Though most parents recognize the need to integrate more awareness of technology into their kids’ lives, but their solution seems to be tablets or curvy mobiles with games or branded apps, which seem to end up stifling creativity more than promoting it. Linux runs some of the most complex infrastructures in the world. For anyone even remotely interested in a serious career in technology, learning Linux will be an asset. Besides that, the adoption of Linux is massive and ubiquitous. Consider this:

Linux powers international space stations
Linux powers the technology in new cars like Tesla and Cadillac
Linux powers air traffic control systems
Google, Facebook, Twitter, all use Linux
9 out of 10 supercomputers in the world run on Linux

There is a rational reason that initiatives like One Laptop per Child (http://one.laptop.org), which is one of the most powerful programs that is working to bridge the digital divide, use Linux based open systems. Programs to teach kids Linux:

Skolelinux / Debian-Edu is an operating system intended for educational use and a Debian Pure Blend. The free and open source software project was founded in Norway in 2001 and is by now being internationally developed. Its name is a direct translation of “school linux” from Norwegian, skole derived from the Latin word schola. Create a Linux distribution tailored for schools—based on their needs and resources. Simplify maintenance of computer facilities. Provide a thin client-solution, which eases maintenance, reduces costs and allows use of old hardware. Cut costs by using open source software and re-using old hardware. Identify and facilitate suitable programs for use in the schools. Enable teachers to provide high quality IT teaching to their students.

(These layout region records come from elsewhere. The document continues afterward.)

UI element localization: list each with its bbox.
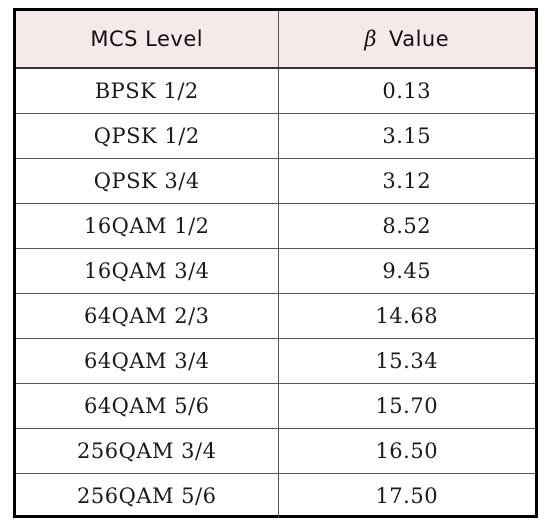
beta-value-cell: 14.68 — [277, 292, 535, 339]
mcs-level-cell: BPSK 1/2 — [16, 67, 279, 114]
mcs-beta-table: MCS Level β Value BPSK 1/2 0.13 QPSK 1/2 … — [16, 11, 535, 518]
table-header-row: MCS Level β Value — [16, 11, 535, 69]
mcs-level-cell: 16QAM 1/2 — [16, 202, 279, 249]
table-row: QPSK 3/4 3.12 — [16, 157, 535, 204]
table-row: 256QAM 5/6 17.50 — [16, 472, 535, 518]
mcs-level-cell: 64QAM 3/4 — [16, 337, 279, 384]
header-beta-value: β Value — [277, 11, 535, 69]
table-row: BPSK 1/2 0.13 — [16, 67, 535, 114]
mcs-level-cell: QPSK 1/2 — [16, 112, 279, 159]
beta-symbol: β — [364, 27, 377, 51]
beta-value-cell: 15.70 — [277, 382, 535, 429]
beta-value-cell: 8.52 — [277, 202, 535, 249]
header-mcs-level: MCS Level — [16, 11, 279, 69]
beta-value-cell: 17.50 — [277, 472, 535, 518]
table-row: 64QAM 3/4 15.34 — [16, 337, 535, 384]
beta-value-cell: 0.13 — [277, 67, 535, 114]
header-value-label: Value — [388, 27, 450, 51]
mcs-level-cell: 64QAM 5/6 — [16, 382, 279, 429]
mcs-level-cell: 64QAM 2/3 — [16, 292, 279, 339]
beta-value-cell: 16.50 — [277, 427, 535, 474]
table-row: 64QAM 5/6 15.70 — [16, 382, 535, 429]
beta-value-cell: 3.12 — [277, 157, 535, 204]
mcs-level-cell: QPSK 3/4 — [16, 157, 279, 204]
table-row: QPSK 1/2 3.15 — [16, 112, 535, 159]
beta-value-cell: 15.34 — [277, 337, 535, 384]
mcs-level-cell: 16QAM 3/4 — [16, 247, 279, 294]
beta-value-cell: 3.15 — [277, 112, 535, 159]
table-row: 16QAM 3/4 9.45 — [16, 247, 535, 294]
table-row: 64QAM 2/3 14.68 — [16, 292, 535, 339]
beta-value-cell: 9.45 — [277, 247, 535, 294]
mcs-beta-table-frame: MCS Level β Value BPSK 1/2 0.13 QPSK 1/2 … — [13, 8, 538, 518]
table-row: 16QAM 1/2 8.52 — [16, 202, 535, 249]
mcs-level-cell: 256QAM 5/6 — [16, 472, 279, 518]
mcs-level-cell: 256QAM 3/4 — [16, 427, 279, 474]
table-row: 256QAM 3/4 16.50 — [16, 427, 535, 474]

Qimo for kids is a Ubuntu-based distribution designed specifically for children. The operating system comes pre-installed with a lot of educational applications for children ages 3 years and older. It comes with GCompris, a perfect suite for children aged 3 to 10 years. It consists of over 100 educational games that teaches basic computer use, reading, art history, telling time, and drawing pictures, as well as Childs Play, a collection of memory-building games.

Sugar was designed for the One Laptop per Child program. It is an easy to use and kid-friendly operating system. Children who love exploring will figure out things quickly in this environment, even if they cannot read or write yet.

Ubermix is extensively used in schools. The system was designed to store user data and software in seperate partitions. So, in case the computer malfunctions, the user can wipe out the operating system and resotre fresh copies quickly.

Formally the Ubuntu Education Edition, Edubuntu was developed in collaboration with educators and teachers. It embeds a variety of educational programs and a suitable learning environment. An advantage to it is access to the Ubuntu software repository. The education community has extensively used this operating system in schools and organizations to provide an enriched learning environment for their students. It’s a great operating system to teach older children about Linux; it can have a steeper learning curve in comparison to Qimo and Sugar.

When they started going to school, the difference between Linux and Windows will be annoying at worst. Not because of things being different (that is only a minor annoyance), but because most of Indian school computers are slow and unstable to justify annual contracts! You have a Windows machine accessible, in case they are more comfortable with that because of what they use at school. Honestly if it weren’t for a couple of Windows-only games there would be little to no need for Windows. Except maybe to learn how and why everybody else is using Windows!

Go out to raw Internet and find it yourself for kids. Do not wait for your school or even governments to initiate – there as many cozy vendor nexuses as there are institutions on the planet!